Seine Arbeiten wurden in zahlreichen Ausstellungen gezeigt, unter anderem im Kunstverein Norden, der ihm 2011 eine umfassende Schau widmete. Zirkel erhielt im Laufe seiner Karriere verschiedene Auszeichnungen, die seine Bedeutung als Künstler der Region unterstrichen.
Themen und Bildsprache
Zirkel war ein genauer Beobachter seiner Umwelt. Seine Werke reichen von Landschaftsdarstellungen über Stadtansichten bis hin zu grafischen Zyklen, die gesellschaftliche Entwicklungen kritisch reflektieren. Besonders eindrucksvoll sind seine dystopischen Landschaften, die eine zerstörte, von Krisen gezeichnete Welt zeigen. Diese Bilder wirken heute aktueller denn je: Sie verweisen auf ökologische Bedrohungen, gesellschaftliche Verwerfungen und die Fragilität menschlicher Zivilisation.

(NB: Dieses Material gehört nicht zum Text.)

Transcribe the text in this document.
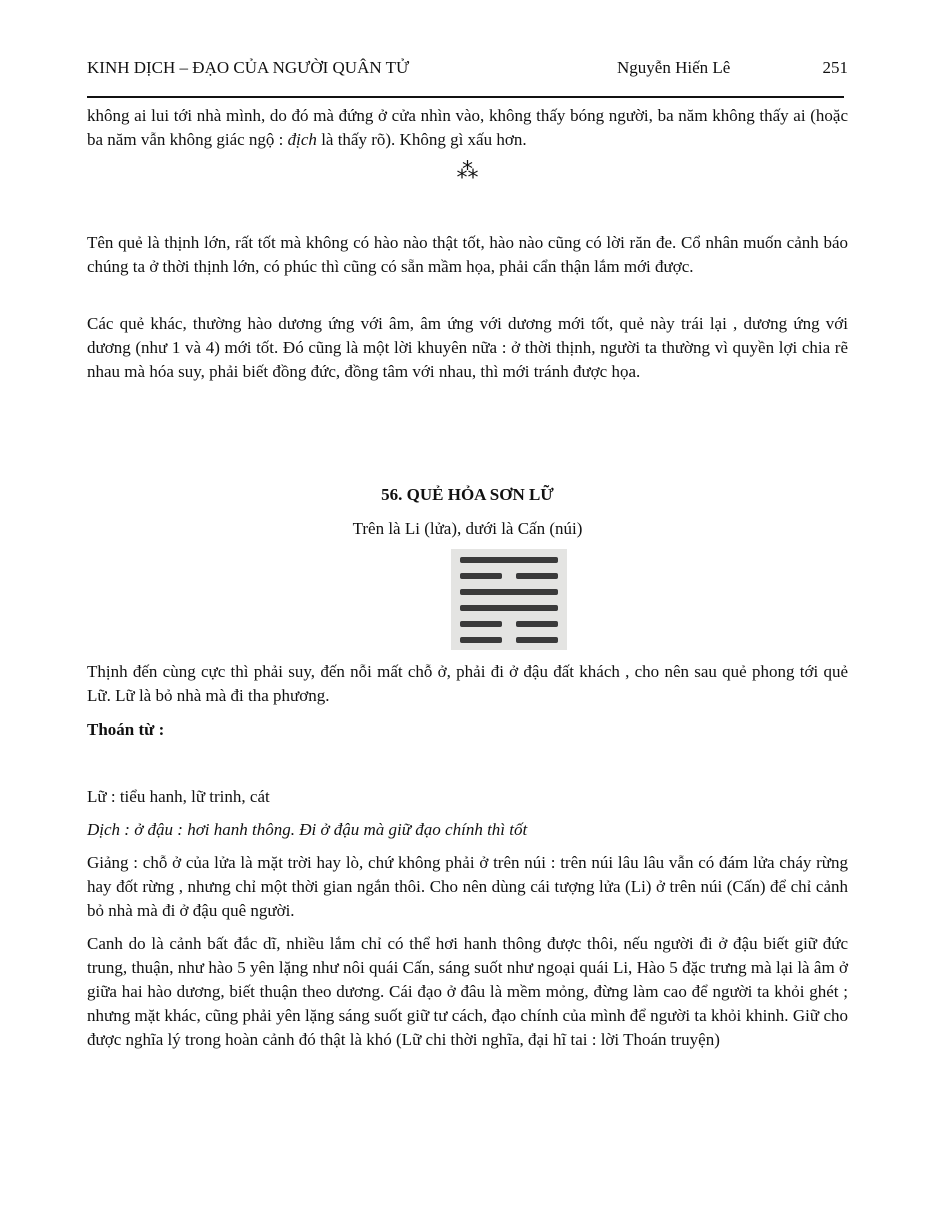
KINH DỊCH – ĐẠO CỦA NGƯỜI QUÂN TỬ	Nguyễn Hiến Lê	251

không ai lui tới nhà mình, do đó mà đứng ở cửa nhìn vào, không thấy bóng người, ba năm không thấy ai (hoặc ba năm vẫn không giác ngộ : địch là thấy rõ). Không gì xấu hơn.

⁂

Tên quẻ là thịnh lớn, rất tốt mà không có hào nào thật tốt, hào nào cũng có lời răn đe. Cổ nhân muốn cảnh báo chúng ta ở thời thịnh lớn, có phúc thì cũng có sẵn mầm họa, phải cẩn thận lắm mới được.

Các quẻ khác, thường hào dương ứng với âm, âm ứng với dương mới tốt, quẻ này trái lại , dương ứng với dương (như 1 và 4) mới tốt. Đó cũng là một lời khuyên nữa : ở thời thịnh, người ta thường vì quyền lợi chia rẽ nhau mà hóa suy, phải biết đồng đức, đồng tâm với nhau, thì mới tránh được họa.

56. QUẺ HỎA SƠN LỮ

Trên là Li (lửa), dưới là Cấn (núi)

Thịnh đến cùng cực thì phải suy, đến nỗi mất chỗ ở, phải đi ở đậu đất khách , cho nên sau quẻ phong tới quẻ Lữ. Lữ là bỏ nhà mà đi tha phương.

Thoán từ :

Lữ : tiểu hanh, lữ trinh, cát

Dịch : ở đậu : hơi hanh thông. Đi ở đậu mà giữ đạo chính thì tốt

Giảng : chỗ ở của lửa là mặt trời hay lò, chứ không phải ở trên núi : trên núi lâu lâu vẫn có đám lửa cháy rừng hay đốt rừng , nhưng chỉ một thời gian ngắn thôi. Cho nên dùng cái tượng lửa (Li) ở trên núi (Cấn) để chỉ cảnh bỏ nhà mà đi ở đậu quê người.

Canh do là cảnh bất đắc dĩ, nhiều lắm chỉ có thể hơi hanh thông được thôi, nếu người đi ở đậu biết giữ đức trung, thuận, như hào 5 yên lặng như nôi quái Cấn, sáng suốt như ngoại quái Li, Hào 5 đặc trưng mà lại là âm ở giữa hai hào dương, biết thuận theo dương. Cái đạo ở đâu là mềm mỏng, đừng làm cao để người ta khỏi ghét ; nhưng mặt khác, cũng phải yên lặng sáng suốt giữ tư cách, đạo chính của mình để người ta khỏi khinh. Giữ cho được nghĩa lý trong hoàn cảnh đó thật là khó (Lữ chi thời nghĩa, đại hĩ tai : lời Thoán truyện)
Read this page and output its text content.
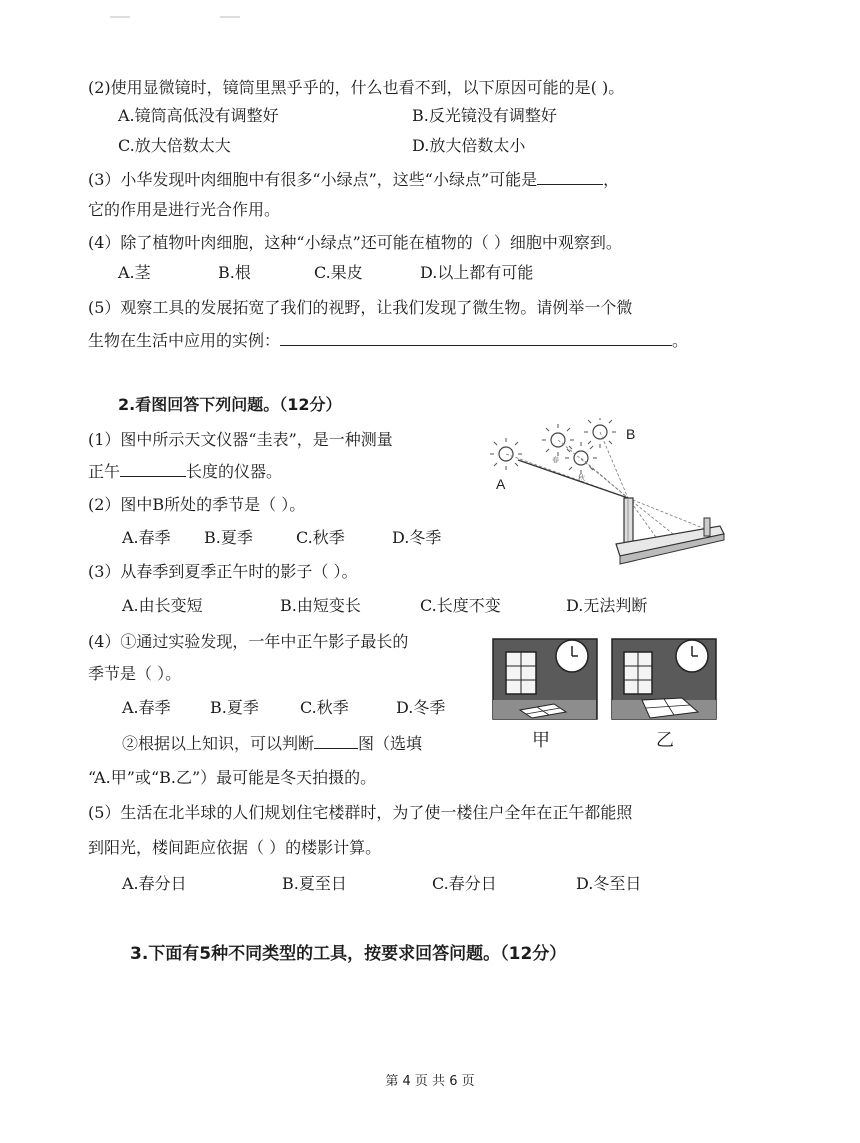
(2)使用显微镜时，镜筒里黑乎乎的，什么也看不到，以下原因可能的是( )。
A.镜筒高低没有调整好	B.反光镜没有调整好
C.放大倍数太大	D.放大倍数太小
(3）小华发现叶肉细胞中有很多“小绿点”，这些“小绿点”可能是	，
它的作用是进行光合作用。
(4）除了植物叶肉细胞，这种“小绿点”还可能在植物的（ ）细胞中观察到。
A.茎	B.根	C.果皮	D.以上都有可能
(5）观察工具的发展拓宽了我们的视野，让我们发现了微生物。请例举一个微
生物在生活中应用的实例：	。
2.看图回答下列问题。（12分）
(1）图中所示天文仪器“圭表”，是一种测量
正午	长度的仪器。
(2）图中B所处的季节是（ ）。
A.春季 B.夏季	C.秋季	D.冬季
(3）从春季到夏季正午时的影子（ ）。
A.由长变短	B.由短变长	C.长度不变	D.无法判断
(4）①通过实验发现，一年中正午影子最长的
季节是（ ）。
A.春季 B.夏季	C.秋季	D.冬季
②根据以上知识，可以判断	图（选填
“A.甲”或“B.乙”）最可能是冬天拍摄的。
(5）生活在北半球的人们规划住宅楼群时，为了使一楼住户全年在正午都能照
到阳光，楼间距应依据（ ）的楼影计算。
A.春分日	B.夏至日	C.春分日	D.冬至日
春
秋
A
B
甲	乙
3.下面有5种不同类型的工具，按要求回答问题。（12分）
第 4 页 共 6 页
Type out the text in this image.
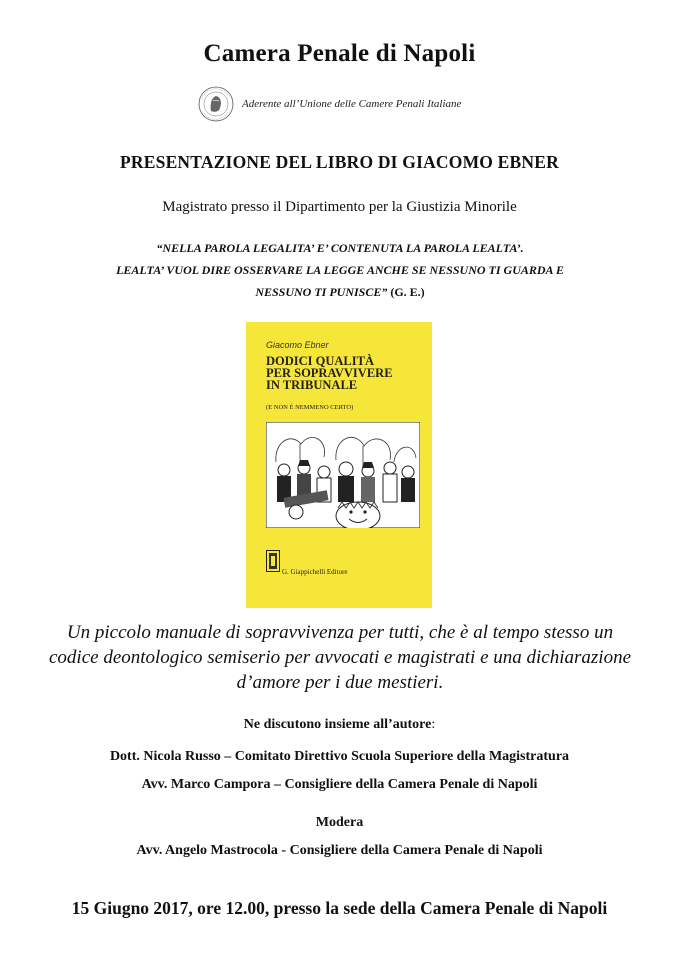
Camera Penale di Napoli
Aderente all’Unione delle Camere Penali Italiane
PRESENTAZIONE DEL LIBRO DI GIACOMO EBNER
Magistrato presso il Dipartimento per la Giustizia Minorile
“NELLA PAROLA LEGALITA’ E’ CONTENUTA LA PAROLA LEALTA’.
LEALTA’ VUOL DIRE OSSERVARE LA LEGGE ANCHE SE NESSUNO TI GUARDA E
NESSUNO TI PUNISCE” (G. E.)
Giacomo Ebner
DODICI QUALITÀ
PER SOPRAVVIVERE
IN TRIBUNALE
(E NON È NEMMENO CERTO)
G. Giappichelli Editore
Un piccolo manuale di sopravvivenza per tutti, che è al tempo stesso un codice deontologico semiserio per avvocati e magistrati e una dichiarazione d’amore per i due mestieri.
Ne discutono insieme all’autore:
Dott. Nicola Russo – Comitato Direttivo Scuola Superiore della Magistratura
Avv. Marco Campora – Consigliere della Camera Penale di Napoli
Modera
Avv. Angelo Mastrocola - Consigliere della Camera Penale di Napoli
15 Giugno 2017, ore 12.00, presso la sede della Camera Penale di Napoli
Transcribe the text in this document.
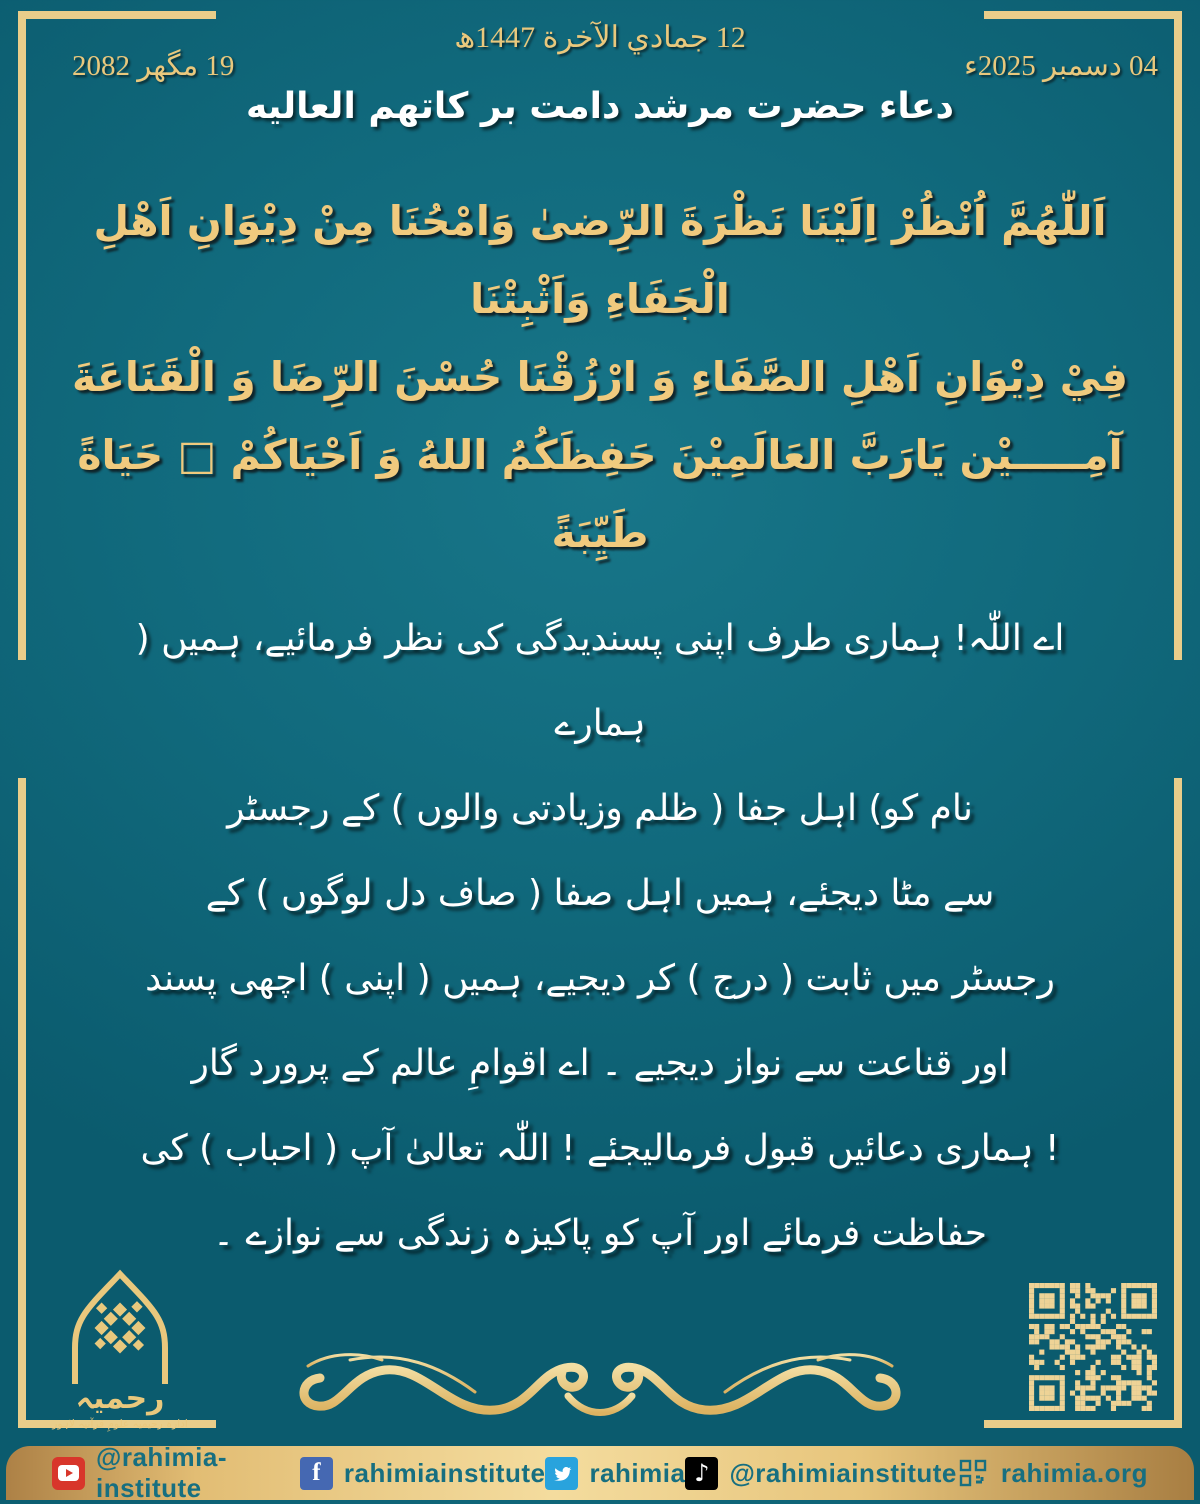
12 جمادي الآخرة 1447ھ
04 دسمبر 2025ء
19 مگھر 2082
دعاء حضرت مرشد دامت بر کاتهم العالیه
اَللّٰهُمَّ اُنْظُرْ اِلَيْنَا نَظْرَةَ الرِّضىٰ وَامْحُنَا مِنْ دِيْوَانِ اَهْلِ الْجَفَاءِ وَاَثْبِتْنَا
فِيْ دِيْوَانِ اَهْلِ الصَّفَاءِ وَ ارْزُقْنَا حُسْنَ الرِّضَا وَ الْقَنَاعَةَ
آمِـــــيْن يَارَبَّ العَالَمِيْنَ حَفِظَكُمُ اللهُ وَ اَحْيَاكُمْ □ حَيَاةً طَيِّبَةً
اے اللّٰہ! ہماری طرف اپنی پسندیدگی کی نظر فرمائیے، ہمیں ( ہمارے
نام کو) اہل جفا ( ظلم وزیادتی والوں ) کے رجسٹر
سے مٹا دیجئے، ہمیں اہل صفا ( صاف دل لوگوں ) کے
رجسٹر میں ثابت ( درج ) کر دیجیے، ہمیں ( اپنی ) اچھی پسند
اور قناعت سے نواز دیجیے ۔ اے اقوامِ عالم کے پرورد گار
! ہماری دعائیں قبول فرمالیجئے ! اللّٰہ تعالیٰ آپ ( احباب ) کی
حفاظت فرمائے اور آپ کو پاکیزہ زندگی سے نوازے ۔
رحمیہ
ادارہ رحیمیہ علومِ قرآنیہ لاہور
@rahimia-institute
f rahimiainstitute rahimia ♪ @rahimiainstitute rahimia.org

Zirkel gelingt es in seinen Arbeiten, eine „Atmosphäre der Bedrohung“ zu erzeugen, die zugleich von künstlerischer Präzision und ästhetischer Kraft getragen wird. Seine Kunst hat dadurch nichts von ihrer Relevanz eingebüßt – im Gegenteil: Gerade in Zeiten globaler Krisen wirken seine Werke wie eine eindringliche Mahnung und zugleich als künstlerische Zeitdiagnose. 1988 schriebt er anlässlich einer Ausstellung:
„Die Themen meiner Malerei werden unvermeidlich beeinflußt durch die ständige Konfrontation mit flächendeckenden Zerstörungen unseres Planeten, mit psychischen und physischen Verwüstungen der Menschheit – entstanden und fortwährend entstehend durch einen nur quantitativ ausgerichteten Fortschritts-glauben, ein homozentrisches Weltbild, in dem Terra, Flora und Fauna eine lediglich dienende, Materie liefernde Funktion zugebilligt wird, durch eine zur Perversion gesteigerte Gewinnmaximierung, kurz – eine Summierung von Fehlentwicklungen, die dem endgültigen Massen-Suizid der Spezies homo sapiens den Weg ebnet.“ (Quelle)
Ein bleibendes Vermächtnis
Mit der Aufnahme von Teilen seines Nachlasses in die Graphothek wird das Werk Dieter Zirkels dauerhaft bewahrt und für die Öffentlichkeit zugänglich gemacht. Damit wird nicht nur das künstlerische Erbe eines bedeutenden Malers und Grafikers gesichert, sondern auch ein wichtiger Beitrag zur Dokumentation der Kunstgeschichte Nordwestdeutschlands geleistet.
Dr. Welf-Gerrit Otto betonte bei der Übergabe, dass die Graphothek mit dieser Schenkung um eine wertvolle Facette reicher werde. Sie ermögliche es, das Werk Zirkels in seiner ganzen Breite zu studieren und zugleich neue Perspektiven auf die Kunst der zweiten Hälfte des 20. Jahrhunderts zu eröffnen.
So bleibt Dieter Zirkel nicht nur als Künstler, Lehrer und Chronist seiner Zeit in Erinnerung, sondern auch als Mahner, dessen Bilder uns heute eindringlich vor Augen führen, wie verletzlich unsere Welt ist.